Using MS Teams for Internal Communication: 5 Different Options
In today’s world, we often have a plethora of available tools available for us to communicate with our friends, family, and colleagues in the workplace.
While this is very convenient, this availability of single-use tools or apps makes it very confusing and time-consuming whenever we need to find that conversation again.
This is very crucial, especially in the workplace. Imagine the inefficiency when you send an email back to your boss, customer, or colleague saying that you can’t find the data for the report they sent you last week.
In this article, I’ll share the different ways you can communicate inside MS Teams and how you can use them to tailor your communication and be more effective.
5 Ways to Communicate Inside Microsoft Teams
Have you ever thought about communication in general?
Think about the last time you sent a thank you card to someone you interviewed with in the mail, or a phone call to your spouse.
Communication, at its simplest definition, is made up of someone sending a message using a medium to someone else.

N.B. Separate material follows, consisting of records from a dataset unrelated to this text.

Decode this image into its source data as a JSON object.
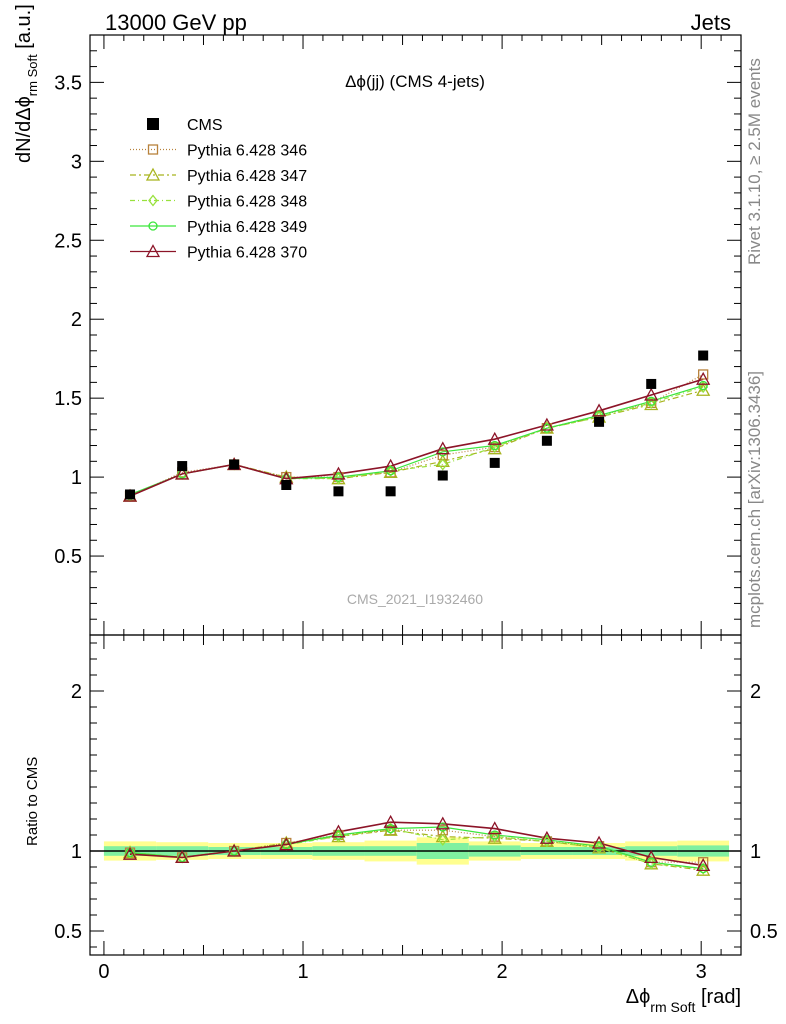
{
  "header": {
    "energy_label": "13000 GeV pp",
    "category_label": "Jets"
  },
  "side_text": {
    "rivet": "Rivet 3.1.10, ≥ 2.5M events",
    "mcplots": "mcplots.cern.ch [arXiv:1306.3436]"
  },
  "analysis_id": "CMS_2021_I1932460",
  "chart_data": [
    {
      "type": "scatter",
      "title": "Δϕ(jj) (CMS 4-jets)",
      "ylabel": "dN/dΔϕ rm Soft [a.u.]",
      "ylim": [
        0,
        3.8
      ],
      "xlim": [
        -0.07,
        3.2
      ],
      "y_ticks": [
        "0.5",
        "1",
        "1.5",
        "2",
        "2.5",
        "3",
        "3.5"
      ],
      "grid": false,
      "legend_position": "top-left",
      "x": [
        0.131,
        0.393,
        0.654,
        0.916,
        1.178,
        1.44,
        1.702,
        1.963,
        2.225,
        2.487,
        2.749,
        3.01
      ],
      "series": [
        {
          "name": "CMS",
          "color": "#000000",
          "marker": "square-filled",
          "values": [
            0.89,
            1.07,
            1.08,
            0.95,
            0.91,
            0.91,
            1.01,
            1.09,
            1.23,
            1.35,
            1.59,
            1.77
          ]
        },
        {
          "name": "Pythia 6.428 346",
          "color": "#b8823c",
          "marker": "square-open",
          "dash": "1,2",
          "values": [
            0.88,
            1.03,
            1.08,
            1.0,
            1.0,
            1.03,
            1.14,
            1.19,
            1.31,
            1.39,
            1.47,
            1.65
          ]
        },
        {
          "name": "Pythia 6.428 347",
          "color": "#a8b41e",
          "marker": "triangle-open",
          "dash": "6,3,2,3",
          "values": [
            0.88,
            1.02,
            1.08,
            1.0,
            0.99,
            1.03,
            1.1,
            1.18,
            1.31,
            1.38,
            1.46,
            1.55
          ]
        },
        {
          "name": "Pythia 6.428 348",
          "color": "#98e13c",
          "marker": "diamond-open",
          "dash": "5,3,1,3",
          "values": [
            0.88,
            1.02,
            1.08,
            0.99,
            0.99,
            1.04,
            1.08,
            1.19,
            1.31,
            1.38,
            1.47,
            1.57
          ]
        },
        {
          "name": "Pythia 6.428 349",
          "color": "#3ce63c",
          "marker": "circle-open",
          "dash": "",
          "values": [
            0.89,
            1.02,
            1.08,
            0.99,
            1.0,
            1.04,
            1.16,
            1.2,
            1.31,
            1.39,
            1.48,
            1.58
          ]
        },
        {
          "name": "Pythia 6.428 370",
          "color": "#8c1428",
          "marker": "triangle-open",
          "dash": "",
          "values": [
            0.88,
            1.02,
            1.08,
            0.99,
            1.02,
            1.07,
            1.18,
            1.24,
            1.33,
            1.42,
            1.52,
            1.62
          ]
        }
      ]
    },
    {
      "type": "line",
      "ylabel": "Ratio to CMS",
      "xlabel": "Δϕ rm Soft [rad]",
      "ylim": [
        0.35,
        2.35
      ],
      "xlim": [
        -0.07,
        3.2
      ],
      "x_ticks": [
        "0",
        "1",
        "2",
        "3"
      ],
      "y_ticks": [
        "0.5",
        "1",
        "2"
      ],
      "reference_line": 1,
      "uncertainty_bands": {
        "stat_color": "#80f0a0",
        "total_color": "#ffff90",
        "x_edges": [
          0.0,
          0.262,
          0.524,
          0.785,
          1.047,
          1.309,
          1.571,
          1.833,
          2.094,
          2.356,
          2.618,
          2.88,
          3.14
        ],
        "stat_halfwidth": [
          0.03,
          0.03,
          0.025,
          0.025,
          0.03,
          0.03,
          0.05,
          0.035,
          0.025,
          0.025,
          0.03,
          0.035
        ],
        "total_halfwidth": [
          0.06,
          0.055,
          0.05,
          0.05,
          0.055,
          0.065,
          0.085,
          0.06,
          0.05,
          0.05,
          0.06,
          0.065
        ]
      },
      "series": [
        {
          "name": "Pythia 6.428 346",
          "values": [
            0.99,
            0.96,
            1.0,
            1.05,
            1.1,
            1.13,
            1.13,
            1.09,
            1.06,
            1.03,
            0.93,
            0.93
          ]
        },
        {
          "name": "Pythia 6.428 347",
          "values": [
            0.99,
            0.96,
            1.0,
            1.05,
            1.09,
            1.13,
            1.09,
            1.08,
            1.06,
            1.02,
            0.92,
            0.88
          ]
        },
        {
          "name": "Pythia 6.428 348",
          "values": [
            0.99,
            0.96,
            1.0,
            1.04,
            1.09,
            1.14,
            1.07,
            1.09,
            1.06,
            1.02,
            0.92,
            0.89
          ]
        },
        {
          "name": "Pythia 6.428 349",
          "values": [
            0.99,
            0.96,
            1.0,
            1.04,
            1.1,
            1.14,
            1.15,
            1.1,
            1.07,
            1.03,
            0.93,
            0.89
          ]
        },
        {
          "name": "Pythia 6.428 370",
          "values": [
            0.98,
            0.96,
            1.0,
            1.04,
            1.12,
            1.18,
            1.17,
            1.14,
            1.08,
            1.05,
            0.96,
            0.91
          ]
        }
      ]
    }
  ]
}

In our analogy above, you’d see the different aspects in play:
- Thank You Card
- You — the sender
- Card — includes both the message and the medium
- Interviewer — recipient
- Phone Call
- You — sender (and recipient)
- Phone — medium
- Conversation — message
- Spouse — recipient (and sender)
At work, and life in general, we communicate with other people in a variety of ways. But, we often don’t think about the recipient and the best way to send our message across.

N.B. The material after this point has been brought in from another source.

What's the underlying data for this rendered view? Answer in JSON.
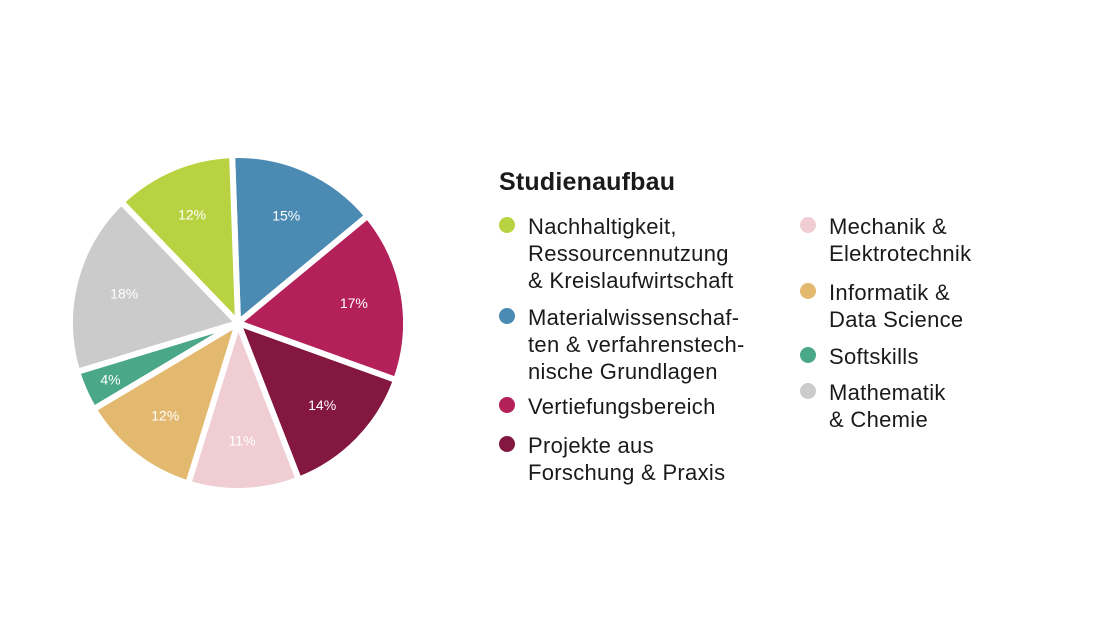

Communicating effectively means using a different medium depending on the person (or people) you’re talking to and the type of message you’re trying to convey.
For example, a short question or an update might do well in a written form, while a discussion on a topic or project will do better in a call.
In Microsoft Teams, you can use different types of medium to communicate more effectively and avoid misunderstandings.
1. Chat: 1-on-1 or group chats
The most-used feature of Teams is chats. You can chat 1-on-1, or participate in group or team chats. It really depends on the topic or conversation.
For example, let’s say you are working on a project with your team, or simply want to chat about relevant updates in the industry. There are 15 of you in the team. All topics and discussions about the project goes here. Everyone who is part of the channel gets to see and can participate in the chat.
But if you’re requesting for a leave from your boss, that conversation might be better using a private or 1:1 chat.
2. Voice notes
Sometimes, you’re on-the-go, or you’re doing something with your hands. Or simply want to send a quick update or message and don’t have time (or being lazy about it) to type on the keyboard.
Teams offers the ability to leave voice notes/messages.
Just like chats, this can be sent to a person (private chat) or to a group.
You already know that written messages can often be misinterpreted (and is often a big cause for misunderstandings). The main reason for this is written communication often lack an important part of communication like tone.
So, for conversations that require back-and-forth discussion, it’s best to get on a call. It’s easier, faster, and helps avoid miscommunication.
While you can do this with your phone, why not take advantage of “free” calls inside Teams directly?
The best part is you can also call people outside your organisation.
4. Video calls
One of the best ways to meet with other people is face-to-face. No one can doubt that. Body language, or non-verbal communication, makes up over 50% of the communication and is lost on calls and chats and email.
But because of the changing demands of work, it becomes necessary that we adapt as well.
That’s how video conferencing comes in.
We can meet with people who are across the globe, or at another location, or in the airport, as if we were meeting with them face-to-face.
You’ll learn more about this in the next chapter.
5. Video recordings
This last type of media available in MS Teams is often used for people who can’t attend a meeting with their colleagues. It’s a great way to catch up on what happened as if you were there too.
For example, you have a weekly recurring meeting with your team that discusses strategies, projects, and updates. For some reason, you have to be on a plane that exact time.
Everyone is busy and can’t reschedule.
If anyone from the team records the call, the recording will be available for everyone to see in just a few minutes. So, even if you were on a plane, you can catch up with the entire call after you land. This includes all discussions and even the presentations itself.
MS Teams allows you to communicate with your team in various forms/ or media that allow you to send your message more effectively.
You can use private chats and messages, conduct phone calls, and video calls.